Twenty-six elk were captured and fitted with Global Positioning System (GPS) collars on February 17 and 18 as part of an ongoing study to monitor how hunters and elk use beetle-killed forests.
Baggs wildlife biologist Tony Mong says biologists with Quicksilver Air, Inc. captured the elk from a helicopter.
“Elk were captured using a net gun delivered from a helicopter with the doors taken off,” Mong said. “They collared elk from Battle Mountain to Jep Canyon, just north of the Continental Divide. We plan on collecting the elk movement GPS collar data for several years, which will allow us to begin to understand how beetle kill downfall trees may impact how elk use the forest.”
The elk collaring is one part of a cooperative study between the Wyoming Game and Fish Department (WGFD) and the U.S. Forest Service’s Secure Rural Schools Resource Advisory Committee for the Medicine Bow National Forest. The study will provide information on how hunters and elk use the forest, and how that use may change throughout different stages of the mountain pine beetle epidemic. It will also focus on elk hunters and on elk movements within the Sierra Madre portion of the Medicine Bow National Forest.
Mong says the study was implemented because of the potential impacts beetle kill will have on the way elk use the forest and hunters hunt in the forest.
“The epidemic of mountain beetle kill within pine forests of the west has been well documented,” Mong said. “More than 1.5 million acres of forest in northern Colorado and southern Wyoming have been affected. This tree mortality is resulting in a drastically changing landscape that could impact elk and hunters in the Sierra Madre Portion of the Medicine Bow National Forest.”
Mong says the Sierra Madre elk herd is one of the keystone elk herds in Wyoming, producing over 30,000 recreationdays ($2.6 million in hunter expenditures) and averaging one of the highest elk harvest in the state over the last 10 years.The current herd is estimated to be approximately 8,000 animals, double the population objective of 4,200.
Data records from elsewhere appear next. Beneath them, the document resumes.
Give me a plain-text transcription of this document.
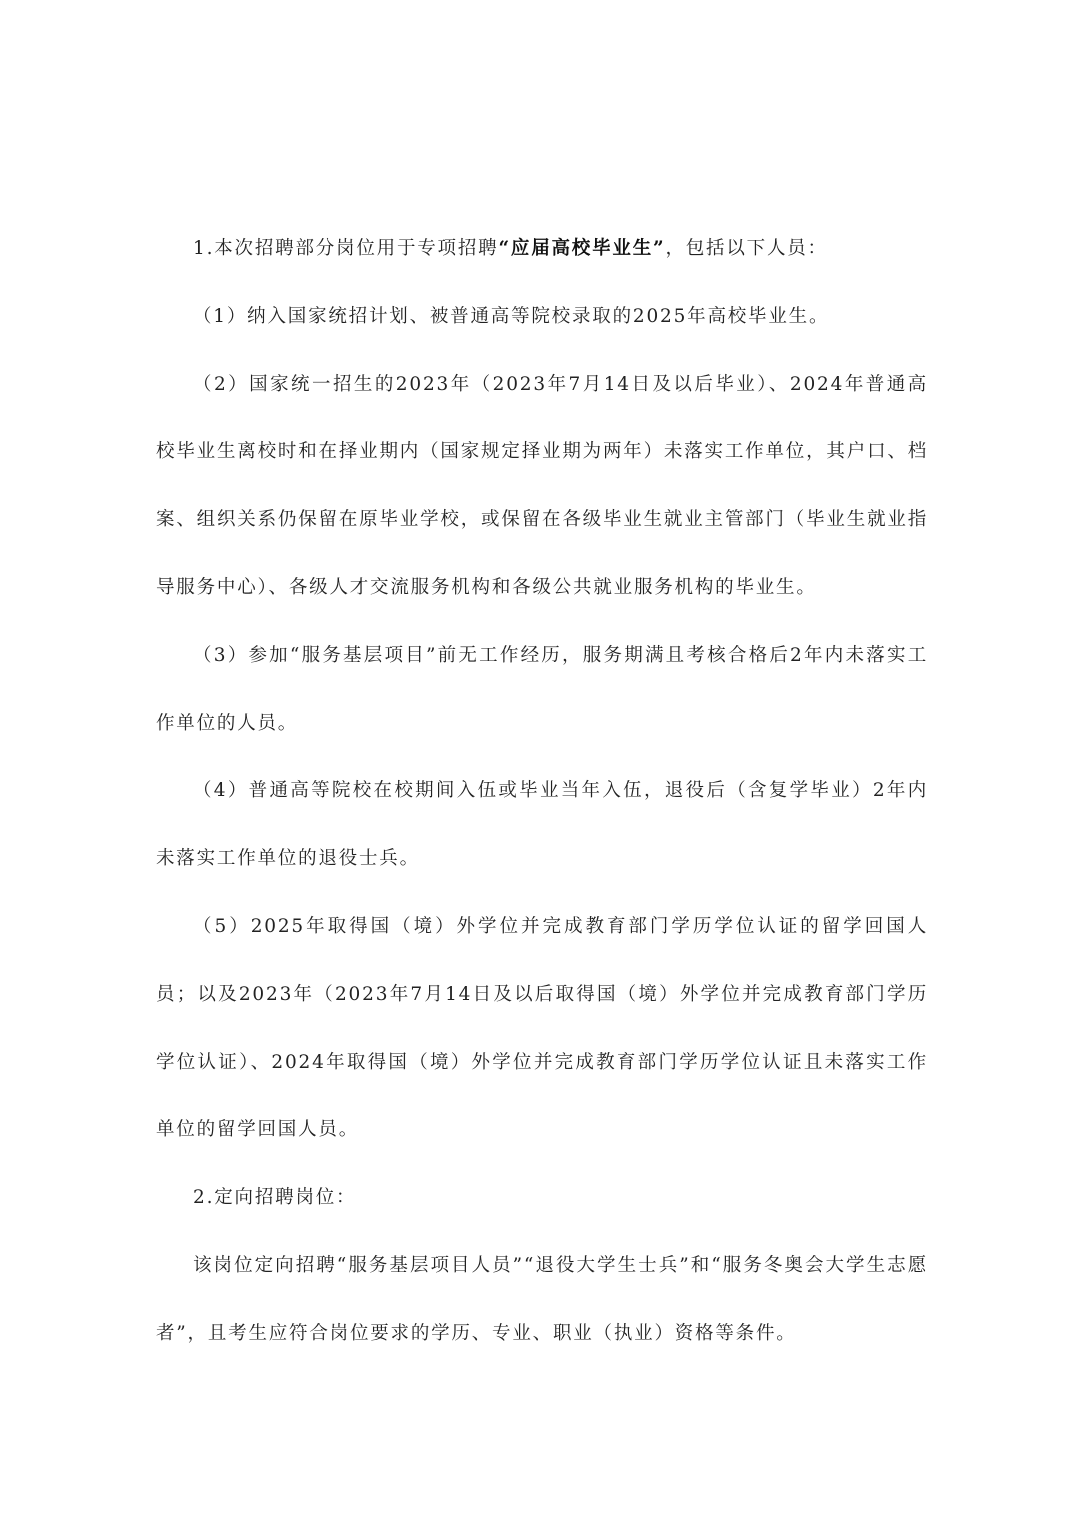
1.本次招聘部分岗位用于专项招聘“应届高校毕业生”，包括以下人员：

（1）纳入国家统招计划、被普通高等院校录取的2025年高校毕业生。

（2）国家统一招生的2023年（2023年7月14日及以后毕业）、2024年普通高校毕业生离校时和在择业期内（国家规定择业期为两年）未落实工作单位，其户口、档案、组织关系仍保留在原毕业学校，或保留在各级毕业生就业主管部门（毕业生就业指导服务中心）、各级人才交流服务机构和各级公共就业服务机构的毕业生。

（3）参加“服务基层项目”前无工作经历，服务期满且考核合格后2年内未落实工作单位的人员。

（4）普通高等院校在校期间入伍或毕业当年入伍，退役后（含复学毕业）2年内未落实工作单位的退役士兵。

（5）2025年取得国（境）外学位并完成教育部门学历学位认证的留学回国人员；以及2023年（2023年7月14日及以后取得国（境）外学位并完成教育部门学历学位认证）、2024年取得国（境）外学位并完成教育部门学历学位认证且未落实工作单位的留学回国人员。

2.定向招聘岗位：

该岗位定向招聘“服务基层项目人员”“退役大学生士兵”和“服务冬奥会大学生志愿者”，且考生应符合岗位要求的学历、专业、职业（执业）资格等条件。
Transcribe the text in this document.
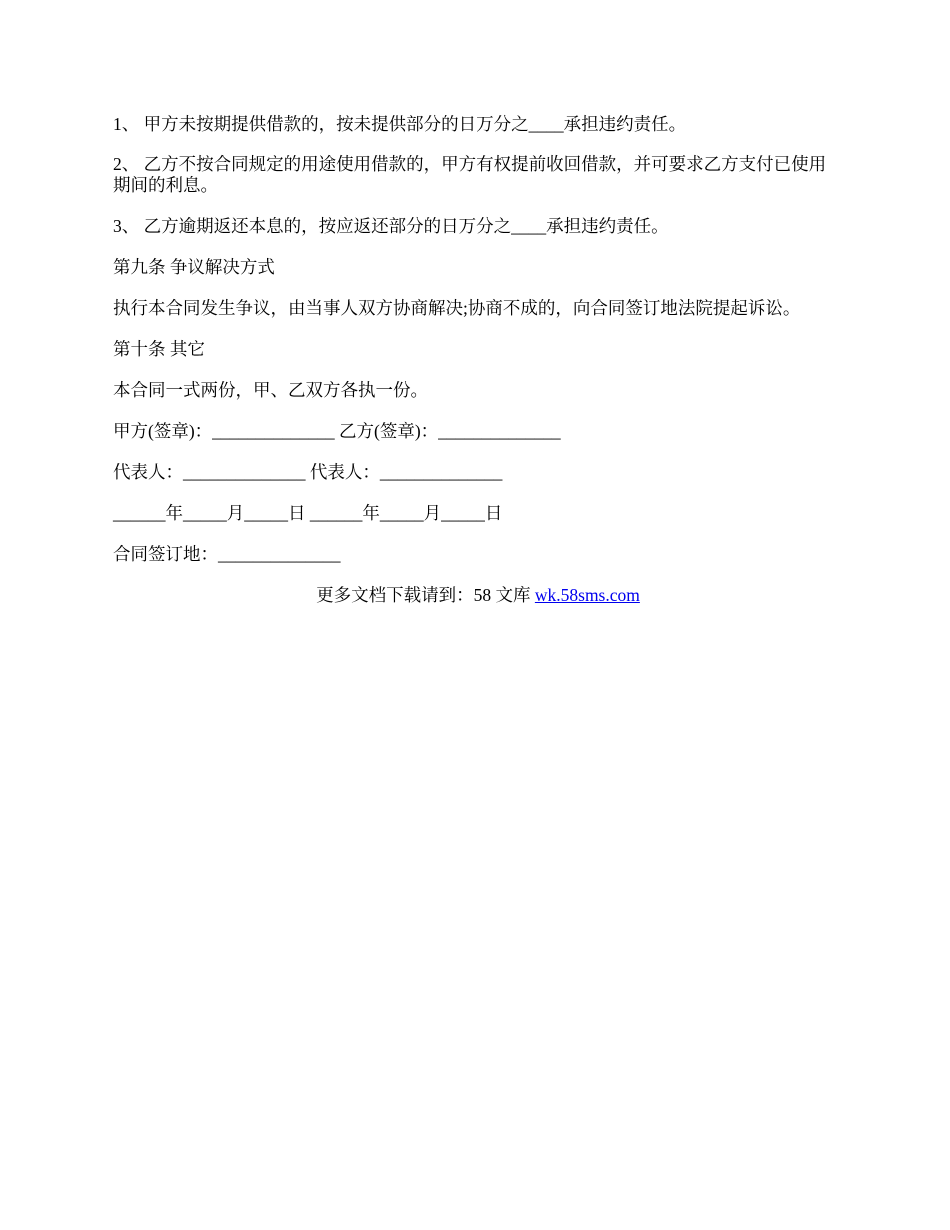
1、 甲方未按期提供借款的，按未提供部分的日万分之____承担违约责任。
2、 乙方不按合同规定的用途使用借款的，甲方有权提前收回借款，并可要求乙方支付已使用期间的利息。
3、 乙方逾期返还本息的，按应返还部分的日万分之____承担违约责任。
第九条 争议解决方式
执行本合同发生争议，由当事人双方协商解决;协商不成的，向合同签订地法院提起诉讼。
第十条 其它
本合同一式两份，甲、乙双方各执一份。
甲方(签章)：______________ 乙方(签章)：______________
代表人：______________ 代表人：______________
______年_____月_____日 ______年_____月_____日
合同签订地：______________
更多文档下载请到：58 文库 wk.58sms.com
“Some indication of impacts to forest ecosystem health by the higher elk population have already been documented in the Sierra Madre range by both range staff and wildlife biologists,” Mong said. “If hunter participation decreases, the ability to manage elk numbers becomes almost impossible.”
“There is a long list of possible impacts from the changes that will occur with beetle kill to consider, including: (1) the ability of elk to move through the landscape due to fallen logs, increased vegetation regeneration, or beetle kill management activities, (2) the ability of hunters to access elk hunting areas, (3) a loss of hiding cover, (4) increased harvest availability to hunters due to new logging roads constructed for harvesting of trees, (5) increased cripple loss due to longer shots and tougher tracking conditions, (6) decreased harvest availability by hunters due to closed roads and fallen trees and/or (7) increased degradation of forest ecosystem health and wildlife habitat due to higher numbers of elk and a loss of hunter participation in beetle kill areas.”
“Gathering information for resource managers in relation to how hunters and elk utilize the forest before, during,and after the beetle kill epidemic will be an integral part in protecting and improving forest ecosystem health and maintaining viable wildlife habitat throughout the beetle kill areas,” Mong said. “This study will provide key information on hunter and elk focus areas, leading to better decisions on future beetle kill management activities including road closures, areas of management focus, and key road/trail maintenance areas.”
Mong recruited elk hunters in hunt area 21 to carry Global Positioning System (GPS) units throughout one day of their hunt. This information may allow Mong to see if hunting patterns change or if hunters are unable to access areas of the forest due to downfall from beetle kill.
“Information gathered from just one of the hunters will be of little use,” Mong said. “It will be the collective hunting effort of all hunters from the study that will provide valuable data. We’re not looking for “secret hunting” spots, just the overall use of the forest.”
“With the data gathered we anticipate being able to create useful publications and produce web-based information for resource managers and the public. We also hope to provide information for hunter education coursework in relation to beetle kill and offer educational presentations designed for hunter groups and other agencies.”